Viral Hepatitis: Five Highlights From the Liver Meeting

COMMENTARY

Viral Hepatitis: Five Highlights From the Liver Meeting

William F. Balistreri, MD

Disclosures

November 29, 2018

1
In This Article

At this year's Liver Meeting, the 69th annual meeting of the American Association for the Study of Liver Diseases, several new concepts emerged, including novel treatment approaches to viral hepatitis that promise to alter clinical practice in the near future.

Hepatitis C Virus (HCV)

Impact of Direct-acting Antiviral Therapy on Donor Organ Availability and Outcome

Donor organ availability continues to limit the number of liver, kidney, and heart transplants performed in the United States. In the past, organs from HCV–infected donors were discarded. This practice had a significant impact. For example, although the prevalence of heart failure rose over the past decade, the number of annual heart transplants has remained unchanged. Thus, HCV-positive hearts that meet standard criteria for cardiac donation are an underutilized resource.

With the rising incidence of HCV infection and the growing number of HCV-positive organ donors, there is a time-sensitive and critical need to document both the efficacy and logistics surrounding successful use of HCV-positive organs for transplantation.

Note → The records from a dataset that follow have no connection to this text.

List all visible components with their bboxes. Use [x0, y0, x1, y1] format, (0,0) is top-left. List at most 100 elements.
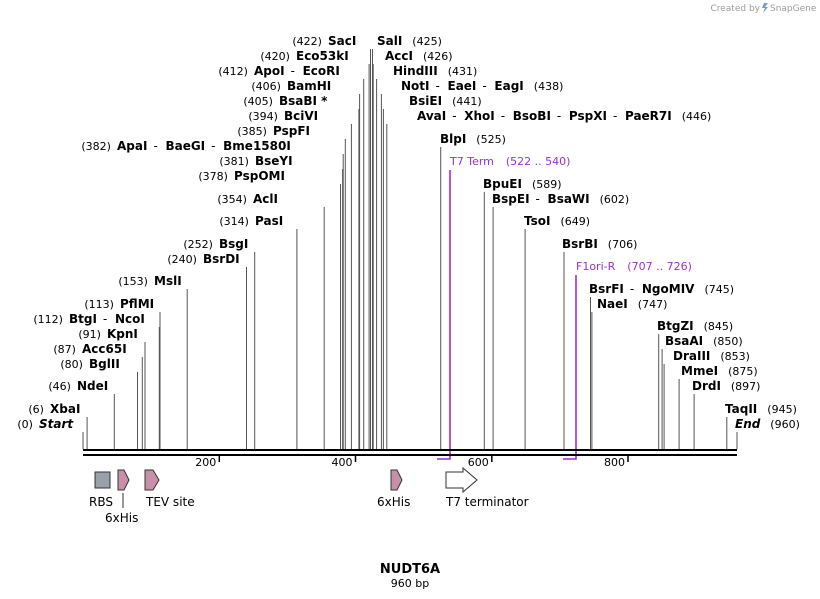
- cut-site-lines: [82, 49, 738, 449]
- primer-arrow: [563, 275, 577, 460]
- site-position: (6): [28, 403, 44, 416]
- primer-t7-term: T7 Term (522 .. 540): [437, 155, 571, 460]
- site-acci: (426) AccI: [385, 49, 453, 63]
- site-position: (80): [60, 358, 83, 371]
- enzyme-name-bcivi: BciVI: [284, 109, 318, 123]
- enzyme-name-pspfi: PspFI: [273, 124, 310, 138]
- enzyme-name-acli: AclI: [253, 192, 278, 206]
- tev-site-arrow: [144, 469, 160, 491]
- site-position: (747): [638, 298, 668, 311]
- site-position: (589): [532, 178, 562, 191]
- site-pflmi: (113) PflMI: [84, 297, 154, 311]
- enzyme-name-bme1580i: Bme1580I: [223, 139, 291, 153]
- site-position: (425): [412, 35, 442, 48]
- enzyme-name-bsiei: BsiEI: [409, 94, 442, 108]
- tick-label-600: 600: [468, 456, 489, 469]
- enzyme-name-start: Start: [39, 417, 74, 431]
- credit-brand: SnapGene: [770, 4, 817, 14]
- primer-range: (522 .. 540): [506, 155, 571, 168]
- enzyme-name-sali: SalI: [377, 34, 402, 48]
- enzyme-name-ecori: EcoRI: [303, 64, 340, 78]
- enzyme-name-end: End: [735, 417, 761, 431]
- site-noti: (438)NotI - EaeI - EagI: [401, 79, 563, 93]
- site-btgzi: (845) BtgZI: [657, 319, 733, 333]
- enzyme-name-baegi: BaeGI: [165, 139, 205, 153]
- site-naei: (747) NaeI: [597, 297, 667, 311]
- site-position: (649): [561, 215, 591, 228]
- enzyme-name-mmei: MmeI: [681, 364, 718, 378]
- feature-label-rbs: RBS: [89, 495, 113, 509]
- enzyme-name-bspei: BspEI: [492, 192, 530, 206]
- feature-label-t7-terminator: T7 terminator: [445, 495, 529, 509]
- name-separator: -: [482, 79, 486, 93]
- enzyme-name-pspxi: PspXI: [569, 109, 607, 123]
- name-separator: -: [613, 109, 617, 123]
- site-position: (745): [705, 283, 735, 296]
- site-drdi: (897) DrdI: [692, 379, 760, 393]
- site-hindiii: (431) HindIII: [393, 64, 477, 78]
- site-position: (240): [167, 253, 197, 266]
- name-separator: -: [153, 139, 157, 153]
- site-position: (385): [237, 125, 267, 138]
- primer-range: (707 .. 726): [627, 260, 692, 273]
- site-position: (87): [53, 343, 76, 356]
- enzyme-name-taqii: TaqII: [725, 402, 757, 416]
- site-ndei: (46) NdeI: [48, 379, 108, 393]
- site-position: (446): [682, 110, 712, 123]
- site-position: (394): [248, 110, 278, 123]
- name-separator: -: [501, 109, 505, 123]
- site-bsabi: (405) BsaBI *: [243, 94, 328, 108]
- site-position: (420): [260, 50, 290, 63]
- site-position: (426): [423, 50, 453, 63]
- enzyme-name-paer7i: PaeR7I: [625, 109, 672, 123]
- cut-site-labels: (422) SacI (425)SalI(420) Eco53kI (426)AccI(…: [17, 34, 799, 431]
- site-position: (602): [600, 193, 630, 206]
- enzyme-name-msli: MslI: [154, 274, 182, 288]
- construct-name: NUDT6A: [380, 562, 440, 577]
- site-btgi: (112) BtgI - NcoI: [33, 312, 144, 326]
- feature-track: RBS 6xHis TEV site 6xHis T7 terminator: [89, 466, 529, 525]
- site-acli: (354) AclI: [217, 192, 278, 206]
- credit-text: Created by: [710, 4, 760, 14]
- site-position: (405): [243, 95, 273, 108]
- primer-name: F1ori-R: [576, 260, 616, 273]
- site-position: (945): [767, 403, 797, 416]
- site-pspomi: (378) PspOMI: [198, 169, 285, 183]
- ruler-ticks: 200 400 600 800: [195, 456, 629, 469]
- name-separator: -: [211, 139, 215, 153]
- site-position: (431): [448, 65, 478, 78]
- enzyme-name-blpi: BlpI: [440, 132, 466, 146]
- enzyme-name-bsaai: BsaAI: [665, 334, 703, 348]
- site-position: (378): [198, 170, 228, 183]
- enzyme-name-ncoi: NcoI: [115, 312, 145, 326]
- site-tsoi: (649) TsoI: [524, 214, 590, 228]
- site-position: (438): [534, 80, 564, 93]
- enzyme-name-bsrfi: BsrFI: [589, 282, 624, 296]
- site-bsrfi: (745) BsrFI - NgoMIV: [589, 282, 734, 296]
- his-tag-arrow-2: [390, 469, 403, 491]
- enzyme-name-bamhi: BamHI: [287, 79, 331, 93]
- site-position: (422): [292, 35, 322, 48]
- enzyme-name-bsrdi: BsrDI: [203, 252, 240, 266]
- t7-terminator-arrow: [445, 466, 478, 494]
- name-separator: -: [452, 109, 456, 123]
- enzyme-name-bsrbi: BsrBI: [562, 237, 598, 251]
- site-position: (850): [713, 335, 743, 348]
- site-bsrbi: (706) BsrBI: [562, 237, 637, 251]
- site-position: (0): [17, 418, 33, 431]
- name-separator: -: [436, 79, 440, 93]
- enzyme-name-ndei: NdeI: [77, 379, 108, 393]
- site-eco53ki: (420) Eco53kI: [260, 49, 348, 63]
- site-position: (960): [770, 418, 800, 431]
- site-acc65i: (87) Acc65I: [53, 342, 126, 356]
- site-end: (960) End: [735, 417, 800, 431]
- tick-label-800: 800: [604, 456, 625, 469]
- construct-length: 960 bp: [391, 577, 429, 590]
- site-saci: (422) SacI: [292, 34, 356, 48]
- enzyme-name-pasi: PasI: [255, 214, 283, 228]
- site-apoi: (412) ApoI - EcoRI: [218, 64, 339, 78]
- enzyme-name-pspomi: PspOMI: [234, 169, 285, 183]
- site-position: (354): [217, 193, 247, 206]
- site-bspei: (602) BspEI - BsaWI: [492, 192, 629, 206]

Bethea and colleagues[1] set out to determine whether the preemptive administration of pangenotypic direct-acting antiviral (DAA) therapy could prevent the development of chronic HCV infection in HCV-negative cardiac transplant recipients receiving HCV-infected donor hearts.[1]In this single-center, proof-of-concept trial, wait-listed patients who expressed a willingness to accept an HCV-positive donor were enrolled.